You can install the package using the following command:
devtools::install_github("shashank-KU/taxcleanr")
To use the tax_cleaning function, first load the package with the library() function. Then, call the function with your data frame as the argument:
library(tax_cleaning)
clean_tax <- tax_cleaning(taxonomy_data)
The function takes a data frame as input, where each row represents a unique taxonomy. The data frame must have at least seven columns, named "Kingdom", "Phylum", "Class", "Order", "Family", "Genus", and "Species".
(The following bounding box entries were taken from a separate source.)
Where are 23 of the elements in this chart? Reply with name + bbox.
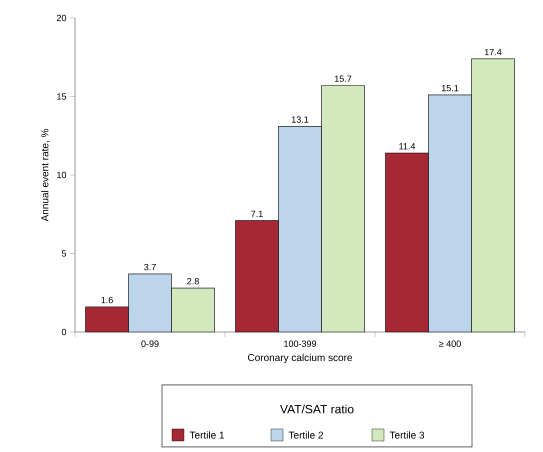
data-label: 7.1: [251, 210, 263, 217]
legend-label: Tertile 3: [390, 431, 424, 439]
x-tick-label: ≥ 400: [439, 340, 461, 347]
x-tick-label: 0-99: [141, 340, 159, 347]
data-label: 15.7: [334, 76, 352, 82]
legend-title: VAT/SAT ratio: [280, 404, 354, 414]
legend-label: Tertile 2: [288, 431, 324, 439]
y-tick-label: 20: [56, 14, 66, 22]
data-label: 17.4: [484, 48, 502, 56]
y-tick-label: 15: [57, 93, 66, 100]
x-tick-label: 100-399: [284, 340, 316, 347]
y-tick-label: 5: [62, 250, 66, 257]
data-label: 15.1: [442, 85, 458, 92]
data-label: 3.7: [144, 264, 156, 270]
data-label: 11.4: [399, 143, 416, 150]
x-axis-title: Coronary calcium score: [248, 354, 352, 364]
data-label: 2.8: [187, 278, 199, 284]
y-tick-label: 0: [62, 328, 66, 336]
legend-label: Tertile 1: [190, 431, 224, 439]
data-label: 1.6: [101, 296, 113, 304]
data-label: 13.1: [292, 116, 308, 123]
y-axis-title: Annual event rate, %: [41, 128, 50, 222]
y-tick-label: 10: [57, 172, 66, 178]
The function returns a cleaned version of the input data frame, with standardized names and filled holes. The output data frame has the same structure as the input, with each taxonomy name in its own column.
library(tax_cleaning)
## Create example data frame
taxonomy_data <- data.frame(
Kingdom = c("d__Bacteria", "d__Bacteria", "d__Archaea", "d__Archaea", "d__Archaea"),
Phylum = c("p__Actinobacteria", "p__Firmicutes", "p__Crenarchaeota", "p__Euryarchaeota", ""),
Class = c("c__Actinobacteria", "c__Bacilli", "c__Thermoprotei", "c__Methanomicrobia", ""),
Order = c("o__Actinomycetales", "o__Bacillales", "o__Desulfurococcales", "", ""),
Family = c("f__Streptomycetaceae", "f__Staphylococcaceae", "", "", ""),
Genus = c("g__Streptomyces", "", "", "", ""),
Species = c("s__coelicolor", "", "", "", "")
)
## Clean taxonomy data
clean_tax <- tax_cleaning(taxonomy_data)
The resulting clean_tax data frame will have standardized taxonomy names and filled holes.